From deep inside the isolation of the Cold War, American music managed to slip behind enemy lines. It’s all because of Willis Conover, the broadcaster who brought jazz to Eastern Europe at a time when the Iron Curtain stopped much of the light of the world for coming in.
Prohibited from broadcasting in the United States, Conover's program was virtually unknown to American audiences. But for the people listening from Eastern Europe, the sound of Willis Conover's program, the Voice of America Jazz Hour, was a rare window into American life and American jazz during the second half of the 20th century.
“It was incredible — not only for me but for millions of people around the world,” says Valery Ponomarev, a Russian trumpeter who came to the US in 1973.
Ponomarev says that Conover's broadcasts sounded like freedom. And his legacy has not been forgotten — nearly 8,000 people have signed a petition to have Conover honored with a US postage stamp for his musical contributions to ending the Cold War. The U.S. Postal Service has yet to respond.
“When I first heard real jazz music...I was blown away from this Earth,” Ponomarev says in between an impromptu scat performance. “Can you imagine hearing something like that for the first time? Jazz music was my music from that point on.”
Willis Conover's Jazz Hour made him one of the most famous radio personalities in the world — famous everywhere except the United States. Ponomarev says that when he came to the U.S. in the early ‘70s, he was surprised to see that there weren't giant posters and billboards of Conover everywhere.
“The person that’s solely responsible for presenting such an incredible form of art as jazz music — that he’s born in the United States and is not known in his own country, that’s amazing,” says Ponomarev.
Conover’s Jazz Hour swept Ponomarev off his feet and inspired him to search Moscow for jazz recordings during the Cold War.
“Lo and behold, I bought some actual LPs on the black market,” says Ponomarev. “That was incredible — to own and actually possess an LP. My first LP that I got was Clifford Brown.”
Like so many others, Ponomarev says he was frequently glued to his radio dial and never stopped searching the airwaves for the VOA Jazz Hour. He began to study the songs he heard on Conover’s program and continued to analyze music when he came to the United States.

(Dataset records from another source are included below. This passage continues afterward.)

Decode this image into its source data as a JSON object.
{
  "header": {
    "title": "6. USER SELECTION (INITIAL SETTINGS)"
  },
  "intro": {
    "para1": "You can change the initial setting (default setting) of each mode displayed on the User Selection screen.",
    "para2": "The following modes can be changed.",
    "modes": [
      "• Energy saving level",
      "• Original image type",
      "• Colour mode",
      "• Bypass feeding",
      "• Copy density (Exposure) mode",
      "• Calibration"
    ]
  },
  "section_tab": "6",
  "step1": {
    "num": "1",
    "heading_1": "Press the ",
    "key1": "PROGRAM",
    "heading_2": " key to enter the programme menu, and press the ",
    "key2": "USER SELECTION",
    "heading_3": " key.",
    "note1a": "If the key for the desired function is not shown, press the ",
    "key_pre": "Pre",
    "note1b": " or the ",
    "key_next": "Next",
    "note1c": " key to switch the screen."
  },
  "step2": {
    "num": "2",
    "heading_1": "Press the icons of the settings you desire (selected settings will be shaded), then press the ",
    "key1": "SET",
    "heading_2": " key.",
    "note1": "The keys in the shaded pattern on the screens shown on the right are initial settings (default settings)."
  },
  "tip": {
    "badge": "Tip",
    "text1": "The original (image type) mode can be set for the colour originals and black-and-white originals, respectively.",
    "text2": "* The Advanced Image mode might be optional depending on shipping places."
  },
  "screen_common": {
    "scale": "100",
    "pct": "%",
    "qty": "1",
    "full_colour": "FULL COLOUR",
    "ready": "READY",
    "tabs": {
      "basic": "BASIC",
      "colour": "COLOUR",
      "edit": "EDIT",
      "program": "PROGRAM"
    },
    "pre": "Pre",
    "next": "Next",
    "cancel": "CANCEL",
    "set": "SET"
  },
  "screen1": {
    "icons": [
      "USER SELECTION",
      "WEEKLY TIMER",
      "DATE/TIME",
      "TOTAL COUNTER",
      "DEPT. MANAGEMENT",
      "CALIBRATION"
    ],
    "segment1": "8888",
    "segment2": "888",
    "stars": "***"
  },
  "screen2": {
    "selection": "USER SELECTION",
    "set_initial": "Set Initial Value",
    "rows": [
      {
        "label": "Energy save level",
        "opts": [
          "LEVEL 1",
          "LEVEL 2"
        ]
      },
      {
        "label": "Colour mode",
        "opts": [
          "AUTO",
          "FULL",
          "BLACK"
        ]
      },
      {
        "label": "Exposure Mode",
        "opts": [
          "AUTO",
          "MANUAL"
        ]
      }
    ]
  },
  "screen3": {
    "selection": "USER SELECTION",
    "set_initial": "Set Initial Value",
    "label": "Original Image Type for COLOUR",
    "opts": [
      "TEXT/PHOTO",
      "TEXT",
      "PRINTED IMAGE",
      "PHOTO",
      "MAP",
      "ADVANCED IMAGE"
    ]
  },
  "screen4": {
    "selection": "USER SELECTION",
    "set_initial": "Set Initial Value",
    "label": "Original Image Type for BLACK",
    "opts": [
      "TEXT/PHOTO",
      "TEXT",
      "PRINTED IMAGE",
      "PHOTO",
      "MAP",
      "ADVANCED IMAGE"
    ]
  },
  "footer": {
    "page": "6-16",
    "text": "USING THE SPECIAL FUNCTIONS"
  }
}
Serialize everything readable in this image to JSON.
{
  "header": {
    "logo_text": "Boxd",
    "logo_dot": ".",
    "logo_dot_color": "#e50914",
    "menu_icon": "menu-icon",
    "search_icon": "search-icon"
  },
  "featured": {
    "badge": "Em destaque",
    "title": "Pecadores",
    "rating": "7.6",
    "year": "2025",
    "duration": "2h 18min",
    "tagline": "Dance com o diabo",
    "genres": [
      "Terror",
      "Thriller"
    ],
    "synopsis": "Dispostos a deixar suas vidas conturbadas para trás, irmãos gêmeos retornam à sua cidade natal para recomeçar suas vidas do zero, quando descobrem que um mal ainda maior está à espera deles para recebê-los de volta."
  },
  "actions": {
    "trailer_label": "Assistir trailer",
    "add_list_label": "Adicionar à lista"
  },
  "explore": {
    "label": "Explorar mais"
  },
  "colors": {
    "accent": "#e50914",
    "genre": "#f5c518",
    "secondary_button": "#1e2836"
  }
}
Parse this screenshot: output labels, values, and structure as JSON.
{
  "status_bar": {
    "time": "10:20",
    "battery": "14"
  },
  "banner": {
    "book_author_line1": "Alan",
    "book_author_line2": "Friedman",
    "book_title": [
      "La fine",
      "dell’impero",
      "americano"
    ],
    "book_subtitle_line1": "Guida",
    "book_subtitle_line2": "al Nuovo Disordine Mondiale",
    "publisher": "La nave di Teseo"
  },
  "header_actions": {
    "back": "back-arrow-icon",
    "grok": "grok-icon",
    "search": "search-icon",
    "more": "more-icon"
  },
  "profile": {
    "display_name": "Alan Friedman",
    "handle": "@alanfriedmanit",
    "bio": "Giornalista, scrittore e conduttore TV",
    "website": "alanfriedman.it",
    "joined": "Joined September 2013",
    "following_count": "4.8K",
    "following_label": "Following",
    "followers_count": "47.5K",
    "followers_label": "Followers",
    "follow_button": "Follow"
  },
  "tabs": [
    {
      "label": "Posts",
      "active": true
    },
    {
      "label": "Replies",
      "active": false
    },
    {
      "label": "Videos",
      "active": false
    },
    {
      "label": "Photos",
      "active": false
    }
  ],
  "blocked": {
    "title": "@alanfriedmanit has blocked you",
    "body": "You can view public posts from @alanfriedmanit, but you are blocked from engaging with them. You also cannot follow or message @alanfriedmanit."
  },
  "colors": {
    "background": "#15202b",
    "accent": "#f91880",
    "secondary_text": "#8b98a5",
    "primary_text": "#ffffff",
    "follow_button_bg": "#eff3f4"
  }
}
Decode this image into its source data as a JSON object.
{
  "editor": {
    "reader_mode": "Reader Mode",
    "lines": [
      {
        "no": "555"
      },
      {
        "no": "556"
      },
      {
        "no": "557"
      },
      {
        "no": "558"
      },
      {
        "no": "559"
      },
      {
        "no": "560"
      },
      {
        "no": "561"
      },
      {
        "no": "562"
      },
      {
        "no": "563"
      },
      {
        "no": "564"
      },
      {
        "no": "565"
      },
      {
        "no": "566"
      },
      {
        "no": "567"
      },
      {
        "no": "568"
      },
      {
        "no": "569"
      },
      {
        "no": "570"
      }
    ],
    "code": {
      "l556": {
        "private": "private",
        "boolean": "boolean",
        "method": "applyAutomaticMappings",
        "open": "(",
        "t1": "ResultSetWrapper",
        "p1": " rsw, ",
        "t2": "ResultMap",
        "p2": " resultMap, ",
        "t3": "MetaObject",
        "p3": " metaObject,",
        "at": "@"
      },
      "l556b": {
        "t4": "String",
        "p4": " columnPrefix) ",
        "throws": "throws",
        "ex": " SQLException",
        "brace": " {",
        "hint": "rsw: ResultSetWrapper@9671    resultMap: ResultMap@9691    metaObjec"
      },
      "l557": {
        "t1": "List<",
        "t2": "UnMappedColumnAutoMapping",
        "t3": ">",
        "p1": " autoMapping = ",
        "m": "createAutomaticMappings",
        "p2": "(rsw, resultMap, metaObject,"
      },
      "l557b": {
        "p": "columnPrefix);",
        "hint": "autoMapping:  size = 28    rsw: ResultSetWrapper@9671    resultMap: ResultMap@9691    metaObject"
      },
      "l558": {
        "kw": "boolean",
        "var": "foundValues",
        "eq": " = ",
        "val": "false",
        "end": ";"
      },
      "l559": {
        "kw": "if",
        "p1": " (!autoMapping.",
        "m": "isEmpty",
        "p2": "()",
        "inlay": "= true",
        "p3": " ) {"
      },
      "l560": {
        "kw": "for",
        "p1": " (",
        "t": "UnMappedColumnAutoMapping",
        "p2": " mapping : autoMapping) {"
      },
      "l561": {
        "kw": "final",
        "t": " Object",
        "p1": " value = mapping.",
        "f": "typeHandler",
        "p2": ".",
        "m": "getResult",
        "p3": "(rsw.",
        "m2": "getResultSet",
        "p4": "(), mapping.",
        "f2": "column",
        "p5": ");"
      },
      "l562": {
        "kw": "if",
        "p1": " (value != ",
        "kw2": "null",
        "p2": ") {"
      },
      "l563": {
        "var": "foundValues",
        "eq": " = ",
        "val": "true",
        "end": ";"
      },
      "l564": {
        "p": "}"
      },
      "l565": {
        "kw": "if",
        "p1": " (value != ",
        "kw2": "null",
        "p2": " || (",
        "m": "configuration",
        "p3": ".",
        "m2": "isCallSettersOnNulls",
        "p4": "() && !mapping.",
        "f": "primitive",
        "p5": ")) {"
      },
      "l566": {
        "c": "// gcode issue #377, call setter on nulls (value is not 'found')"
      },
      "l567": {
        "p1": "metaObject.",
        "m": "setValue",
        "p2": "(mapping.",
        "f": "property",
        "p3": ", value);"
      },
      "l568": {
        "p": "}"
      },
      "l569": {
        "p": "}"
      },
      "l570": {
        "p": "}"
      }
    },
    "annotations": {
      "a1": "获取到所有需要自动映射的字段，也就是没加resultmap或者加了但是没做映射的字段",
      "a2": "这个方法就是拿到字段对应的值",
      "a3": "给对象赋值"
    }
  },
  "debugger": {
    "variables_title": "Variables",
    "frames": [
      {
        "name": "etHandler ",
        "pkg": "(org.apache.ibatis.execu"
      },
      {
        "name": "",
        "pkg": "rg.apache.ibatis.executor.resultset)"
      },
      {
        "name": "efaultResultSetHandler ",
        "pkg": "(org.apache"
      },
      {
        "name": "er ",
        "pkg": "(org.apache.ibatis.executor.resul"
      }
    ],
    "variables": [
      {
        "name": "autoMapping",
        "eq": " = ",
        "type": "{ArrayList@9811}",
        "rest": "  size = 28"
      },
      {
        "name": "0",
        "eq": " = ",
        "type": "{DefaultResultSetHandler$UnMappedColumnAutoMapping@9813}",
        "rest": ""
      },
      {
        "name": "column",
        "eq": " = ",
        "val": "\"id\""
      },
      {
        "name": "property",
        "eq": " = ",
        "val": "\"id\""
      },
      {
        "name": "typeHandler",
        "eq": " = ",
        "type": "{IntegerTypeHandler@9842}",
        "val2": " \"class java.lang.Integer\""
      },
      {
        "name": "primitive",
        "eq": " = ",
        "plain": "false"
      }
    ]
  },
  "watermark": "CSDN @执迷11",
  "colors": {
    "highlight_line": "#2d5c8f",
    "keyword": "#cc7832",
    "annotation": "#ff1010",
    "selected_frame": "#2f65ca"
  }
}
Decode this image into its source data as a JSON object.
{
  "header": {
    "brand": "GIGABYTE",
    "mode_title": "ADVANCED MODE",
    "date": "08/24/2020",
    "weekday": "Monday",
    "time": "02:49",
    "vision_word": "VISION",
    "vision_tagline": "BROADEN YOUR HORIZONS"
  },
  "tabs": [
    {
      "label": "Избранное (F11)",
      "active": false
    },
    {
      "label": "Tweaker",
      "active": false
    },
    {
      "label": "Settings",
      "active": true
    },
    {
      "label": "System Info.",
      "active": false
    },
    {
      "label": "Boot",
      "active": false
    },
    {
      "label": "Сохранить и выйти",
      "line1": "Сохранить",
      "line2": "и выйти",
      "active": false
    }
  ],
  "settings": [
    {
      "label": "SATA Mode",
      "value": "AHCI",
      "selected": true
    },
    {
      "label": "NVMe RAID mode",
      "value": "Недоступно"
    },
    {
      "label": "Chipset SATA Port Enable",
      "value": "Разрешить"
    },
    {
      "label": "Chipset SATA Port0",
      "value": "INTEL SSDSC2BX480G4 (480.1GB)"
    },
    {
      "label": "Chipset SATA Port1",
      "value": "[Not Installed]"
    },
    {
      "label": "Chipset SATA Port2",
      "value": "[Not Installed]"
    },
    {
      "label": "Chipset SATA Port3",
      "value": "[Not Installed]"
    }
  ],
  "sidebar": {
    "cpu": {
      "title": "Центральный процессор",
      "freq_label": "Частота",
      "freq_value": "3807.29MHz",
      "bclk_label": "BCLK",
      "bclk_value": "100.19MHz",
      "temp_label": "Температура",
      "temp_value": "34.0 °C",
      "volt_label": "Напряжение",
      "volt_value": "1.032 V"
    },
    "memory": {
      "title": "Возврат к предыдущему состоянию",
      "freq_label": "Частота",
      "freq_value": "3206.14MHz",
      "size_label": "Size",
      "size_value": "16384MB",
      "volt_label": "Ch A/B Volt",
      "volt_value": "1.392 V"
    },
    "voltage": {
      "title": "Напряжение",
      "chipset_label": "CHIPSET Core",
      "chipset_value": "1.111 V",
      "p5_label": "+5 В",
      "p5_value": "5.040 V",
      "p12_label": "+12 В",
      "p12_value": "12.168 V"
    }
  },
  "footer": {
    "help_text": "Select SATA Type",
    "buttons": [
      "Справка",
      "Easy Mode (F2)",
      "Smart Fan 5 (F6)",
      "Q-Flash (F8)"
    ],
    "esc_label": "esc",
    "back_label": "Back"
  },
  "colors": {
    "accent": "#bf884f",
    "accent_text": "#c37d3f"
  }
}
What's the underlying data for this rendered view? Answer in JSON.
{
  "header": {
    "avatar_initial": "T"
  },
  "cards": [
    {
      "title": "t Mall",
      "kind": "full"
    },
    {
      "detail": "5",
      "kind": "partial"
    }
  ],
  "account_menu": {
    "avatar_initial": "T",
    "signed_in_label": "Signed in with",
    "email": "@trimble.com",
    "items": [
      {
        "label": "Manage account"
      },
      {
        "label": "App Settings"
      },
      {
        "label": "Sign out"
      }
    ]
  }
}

“Before you know it, I was speaking the language of jazz without any accent,” he says. “I didn’t know if he was aware of what kind of impact he would be making, but in terms of playing the right music, he definitely knew what he was doing. He was picking Duke Ellington, Art Blakey, Charlie Parker, John Coltrane — all the right people.”
Shortly after Conover’s death in 1996, Ponomarev attended a memorial concert in Washington, DC to honor the broadcaster. He says that the event was filled with musicians from around the world that grew up with his program.
Since Conover was a true jazz connoisseur, Ponomarev said he was taken aback when he heard a young musician warming up at the concert with “a stupid rock n’ roll lick on his alto saxophone.”
“It totally didn’t fit in this situation,” says Ponomarev. “Willis Conover, all of his professional life, was fighting off these producers who pushed on him this nonsense or that nonsense.”
Ponomarev says that Conover always stuck to his jazz roots — even when some tried to take him off the air — something that made the iconic legend that he is today.
“He really had to fight for his program,” says Ponomarev. “Imagine if it was not Willis Conover? Imagine it was someone else that didn’t have these firm convictions? Someone who didn’t really know enough about jazz music but was appointed [by someone who’d say], ‘Listen, play to the world something they will like and they will love our country.’”
“Millions of people would have never been exposed to the real sounds of America,” Ponomarev adds. “My life, and millions of my contemporaries, would have definitely been different.”